Symptoms of mild autism are much less severe than symptoms found in children with Pervasive Development Disorder or Autism. Children with mild Autism often have an average IQ and are able to attend and even graduate from school.

Mild Autism symptoms are not that different from those of Autism. In some cases, it is just a matter of the severity of the symptoms that differentiates between a diagnosis of mildly autistic and autistic. The causes of Autism remain unknown, but the condition manifests itself primarily as a difficulty in communicating with others.

Social Skills & Interaction
Before other symptoms are detected, children with mild Autism are often thought of as shy. Like shy children, they have a hard time starting a conversation. If they are able to start a conversation, they have trouble sustaining it.

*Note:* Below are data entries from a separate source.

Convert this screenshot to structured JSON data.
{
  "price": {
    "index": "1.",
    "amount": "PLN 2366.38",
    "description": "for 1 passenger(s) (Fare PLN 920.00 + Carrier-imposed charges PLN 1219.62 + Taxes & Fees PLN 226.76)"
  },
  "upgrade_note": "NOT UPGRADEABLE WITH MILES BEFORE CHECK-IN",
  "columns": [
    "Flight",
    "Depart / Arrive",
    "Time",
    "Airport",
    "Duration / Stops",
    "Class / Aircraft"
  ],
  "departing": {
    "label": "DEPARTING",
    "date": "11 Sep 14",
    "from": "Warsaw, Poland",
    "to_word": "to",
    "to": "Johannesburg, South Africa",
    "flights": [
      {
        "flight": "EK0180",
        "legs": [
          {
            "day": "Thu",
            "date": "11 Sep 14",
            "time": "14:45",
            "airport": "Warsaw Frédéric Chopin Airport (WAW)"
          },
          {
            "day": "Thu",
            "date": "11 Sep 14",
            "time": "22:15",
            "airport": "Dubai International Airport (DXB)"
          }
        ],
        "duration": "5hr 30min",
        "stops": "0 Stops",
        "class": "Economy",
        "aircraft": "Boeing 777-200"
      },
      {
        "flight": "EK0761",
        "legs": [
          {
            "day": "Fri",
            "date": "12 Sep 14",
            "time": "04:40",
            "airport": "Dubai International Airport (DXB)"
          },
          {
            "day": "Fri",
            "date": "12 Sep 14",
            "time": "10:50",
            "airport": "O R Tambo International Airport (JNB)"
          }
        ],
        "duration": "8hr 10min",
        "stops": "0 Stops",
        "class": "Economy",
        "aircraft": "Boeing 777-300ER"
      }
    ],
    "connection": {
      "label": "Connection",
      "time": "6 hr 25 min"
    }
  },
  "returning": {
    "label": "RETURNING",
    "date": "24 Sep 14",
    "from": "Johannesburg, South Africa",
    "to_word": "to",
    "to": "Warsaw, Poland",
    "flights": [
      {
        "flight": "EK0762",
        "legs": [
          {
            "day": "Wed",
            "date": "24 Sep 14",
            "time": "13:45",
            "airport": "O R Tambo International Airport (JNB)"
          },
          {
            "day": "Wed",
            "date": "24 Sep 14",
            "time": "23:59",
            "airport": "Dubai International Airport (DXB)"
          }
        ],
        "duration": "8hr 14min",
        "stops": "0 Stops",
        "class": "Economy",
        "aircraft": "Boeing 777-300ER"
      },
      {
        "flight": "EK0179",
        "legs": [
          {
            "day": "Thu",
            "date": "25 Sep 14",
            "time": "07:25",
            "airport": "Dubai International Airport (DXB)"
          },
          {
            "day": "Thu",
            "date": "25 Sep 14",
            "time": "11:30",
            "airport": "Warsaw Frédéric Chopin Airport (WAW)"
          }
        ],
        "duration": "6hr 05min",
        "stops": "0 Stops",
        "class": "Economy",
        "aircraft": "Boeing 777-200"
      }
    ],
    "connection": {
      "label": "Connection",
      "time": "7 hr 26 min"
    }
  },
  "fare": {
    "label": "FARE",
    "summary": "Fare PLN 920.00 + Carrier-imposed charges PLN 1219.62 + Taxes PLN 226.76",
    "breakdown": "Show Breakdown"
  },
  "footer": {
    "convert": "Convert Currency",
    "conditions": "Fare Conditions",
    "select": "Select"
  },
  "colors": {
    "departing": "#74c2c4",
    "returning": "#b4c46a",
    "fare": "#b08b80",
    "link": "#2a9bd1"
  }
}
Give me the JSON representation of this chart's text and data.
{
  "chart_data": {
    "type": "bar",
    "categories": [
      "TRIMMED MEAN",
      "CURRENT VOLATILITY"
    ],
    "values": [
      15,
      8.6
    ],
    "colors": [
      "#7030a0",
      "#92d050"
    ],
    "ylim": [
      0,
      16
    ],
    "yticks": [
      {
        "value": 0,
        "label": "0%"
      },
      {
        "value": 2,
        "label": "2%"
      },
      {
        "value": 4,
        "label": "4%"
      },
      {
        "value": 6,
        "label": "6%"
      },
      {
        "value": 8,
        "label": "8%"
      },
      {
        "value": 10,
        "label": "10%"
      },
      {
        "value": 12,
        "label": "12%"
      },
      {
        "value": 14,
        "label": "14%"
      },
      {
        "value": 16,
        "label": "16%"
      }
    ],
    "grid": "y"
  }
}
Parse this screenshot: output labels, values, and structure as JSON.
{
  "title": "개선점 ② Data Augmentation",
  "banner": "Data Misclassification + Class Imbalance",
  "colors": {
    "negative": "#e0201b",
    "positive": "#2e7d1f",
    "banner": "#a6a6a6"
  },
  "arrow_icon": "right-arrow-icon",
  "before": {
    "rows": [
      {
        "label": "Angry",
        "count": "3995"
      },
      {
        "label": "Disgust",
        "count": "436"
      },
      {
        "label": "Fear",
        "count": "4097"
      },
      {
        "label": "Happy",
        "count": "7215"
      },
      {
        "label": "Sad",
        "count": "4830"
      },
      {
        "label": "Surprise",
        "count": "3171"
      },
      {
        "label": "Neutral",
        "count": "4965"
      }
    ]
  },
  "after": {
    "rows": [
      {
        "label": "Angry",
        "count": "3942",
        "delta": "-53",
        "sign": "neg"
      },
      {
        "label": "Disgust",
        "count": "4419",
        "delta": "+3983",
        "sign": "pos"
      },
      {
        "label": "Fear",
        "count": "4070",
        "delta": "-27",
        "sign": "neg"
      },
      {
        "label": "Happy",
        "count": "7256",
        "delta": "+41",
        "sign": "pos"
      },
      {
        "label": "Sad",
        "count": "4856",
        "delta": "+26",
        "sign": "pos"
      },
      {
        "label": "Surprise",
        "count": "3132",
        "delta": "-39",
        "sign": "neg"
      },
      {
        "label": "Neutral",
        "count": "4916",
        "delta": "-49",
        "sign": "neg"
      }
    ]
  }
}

They also have trouble forming and maintaining friendships. They maybe able to play and interact with others, but they cannot form a deep bond with friends.

Unlike a child who is simply shy, an individual with mild Autism will have additional symptoms that point to developmental challenges. These children may fail to notice external stimulation. They will not respond to others who enter a room or acknowledge their presence.

Individuals with mild autism are better at communicating than those with more severe Autism Spectrum disorders. Still, effective communication is difficult for someone with mild Autism. It is not unusual to engage in a conversation with someone with mild Autism and have the person begin repeating a key word or phrase.

A conversation with someone with mild Autism may revolve around a personal obsession, such as trains or fishing. A mildly autistic child will ignore attempts to change the topic.

A person with mild autism will have trouble making eye contact and reading body-language cues.

Other Symptoms
While people with mild Autism are often able to learn and even graduate from college, they are prone to other problems, such as poor motor skills, sensory-processing issues, severe anxiety and social phobias. The good news is that people with mild Autism often respond favorably to behavioral therapy. By working with an experienced therapist, these children can learn to recognize the reactions of others and find ways to communicate and form friendships.